Nederlands debat nodig
In Nederland is hiervoor nog nauwelijks aandacht. Onze Grondwet erkent een recht op lichamelijke integriteit, maar geen recht op mentale integriteit. Daarnaast garandeert de Grondwet wél een recht op vrijheid van godsdienst en levensovertuiging, maar geen recht op vrijheid van gedachte. Met anderen woorden, gedachten die geen verband houden met levensovertuiging en religie, worden niet beschermd.
Gelukkig kunnen die rechten dan alsnog worden gegarandeerd door mensenrechtenverdragen, zoals het Europees Verdrag voor de Rechten van de Mens.

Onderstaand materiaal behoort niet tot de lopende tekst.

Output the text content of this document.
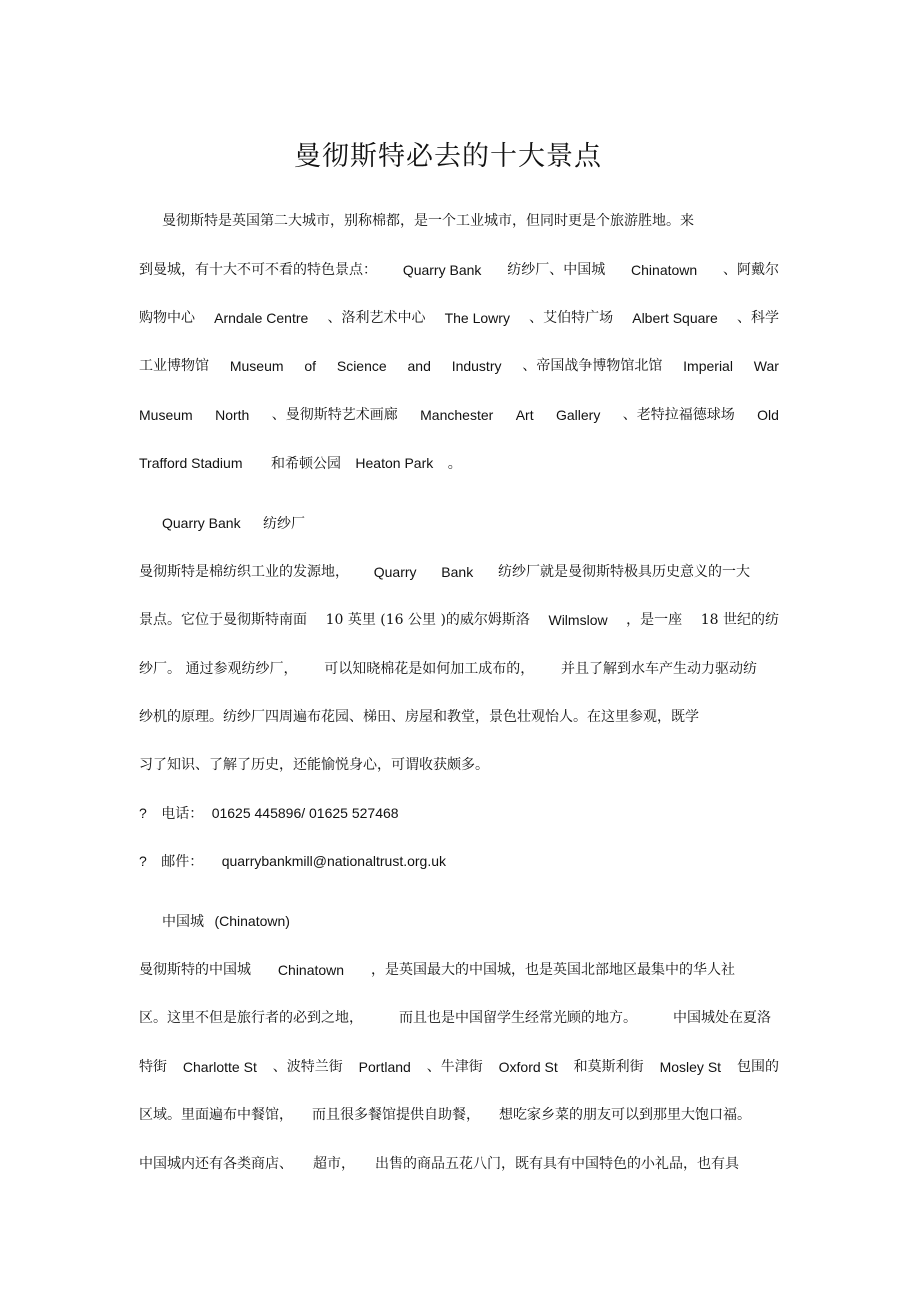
曼彻斯特必去的十大景点
曼彻斯特是英国第二大城市，别称棉都，是一个工业城市，但同时更是个旅游胜地。来
到曼城，有十大不可不看的特色景点： Quarry Bank 纺纱厂、中国城 Chinatown 、阿戴尔
购物中心 Arndale Centre 、洛利艺术中心 The Lowry 、艾伯特广场 Albert Square 、科学
工业博物馆 Museum of Science and Industry 、帝国战争博物馆北馆 Imperial War
Museum North 、曼彻斯特艺术画廊 Manchester Art Gallery 、老特拉福德球场 Old
Trafford Stadium 和希顿公园 Heaton Park 。
Quarry Bank 纺纱厂
曼彻斯特是棉纺织工业的发源地， Quarry Bank 纺纱厂就是曼彻斯特极具历史意义的一大
景点。它位于曼彻斯特南面 10 英里 (16 公里 )的威尔姆斯洛 Wilmslow ，是一座 18 世纪的纺
纱厂。 通过参观纺纱厂， 可以知晓棉花是如何加工成布的， 并且了解到水车产生动力驱动纺
纱机的原理。纺纱厂四周遍布花园、梯田、房屋和教堂，景色壮观怡人。在这里参观，既学
习了知识、了解了历史，还能愉悦身心，可谓收获颇多。
? 电话： 01625 445896/ 01625 527468
? 邮件： quarrybankmill@nationaltrust.org.uk
中国城 (Chinatown)
曼彻斯特的中国城 Chinatown ，是英国最大的中国城，也是英国北部地区最集中的华人社
区。这里不但是旅行者的必到之地，	而且也是中国留学生经常光顾的地方。	中国城处在夏洛
特街 Charlotte St 、波特兰街 Portland 、牛津街 Oxford St 和莫斯利街 Mosley St 包围的
区域。里面遍布中餐馆， 而且很多餐馆提供自助餐， 想吃家乡菜的朋友可以到那里大饱口福。
中国城内还有各类商店、 超市， 出售的商品五花八门，既有具有中国特色的小礼品，也有具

Maar er bestaat veel onduidelijkheid over de precieze bescherming die deze mensenrechten bieden aan het brein en de ‘geest’. Volgens een heel aantal juristen en ethici zijn de bestaande mensenrechten hiertoe onvoldoende in staat.
Nieuwe ‘neurorechten’?
Toen ons huidige mensenrechtenkader net na de Tweede Wereldoorlog tot stand kwam, kon niemand bevroeden dat we anno 2023 met artificiële intelligentie hersenscans kunnen ontcijferen. Onze mensenrechten beschermen tegen de gevaren die men rond 1950 kende. Nieuwe mensenrechten zoals een recht op mentale privacy, cognitieve vrijheid, en psychologische continuïteit (‘neurorechten’) dienen zich aan.
Niet iedereen is voorstander van zulke neurorechten. Ook wij hebben onze twijfels. Bestaande mensenrechtenverdragen lijken in principe geschikt om ons brein – en ons denken en voelen – te beschermen. Het Europese mensenrechtenkader wordt immers geïnterpreteerd in het licht van veranderende maatschappelijke en technologische omstandigheden. Mensenrechten vormen geen statisch, maar een dynamisch kader.
De mate waarin ons mensenrechtenkader inderdaad flexibel is om tegen neurotechnologie te beschermen, is echter onzeker. Hoe ver reikt de bescherming? In hoeverre is aanvullende rechtsbescherming noodzakelijk?
In het licht van de recente nieuwsberichten is het hoog tijd ons niet alleen ethisch af te vragen wat toelaatbaar is en wat niet, maar ook juridische bescherming te overwegen. Dit thema moet in Nederland op de politieke en maatschappelijke agenda komen. Concreet: of en hoe zou de Nederlandse Grondwet bescherming moeten bieden aan ons brein en de geest?
* Sjors Ligthart is postdoctoraal onderzoeker aan de Universiteit van Utrecht en universitair docent strafrecht aan Tilburg University. Gerben Meynen is hoogleraar ethiek aan de Vrije Universiteit Amsterdam en hoogleraar forensische psychiatrie aan de Universiteit Utrecht. Zij doen onderzoek naar verantwoord gebruik van neurotechnologie. Een versie van deze opinie verscheen eerder bij de Volkskrant.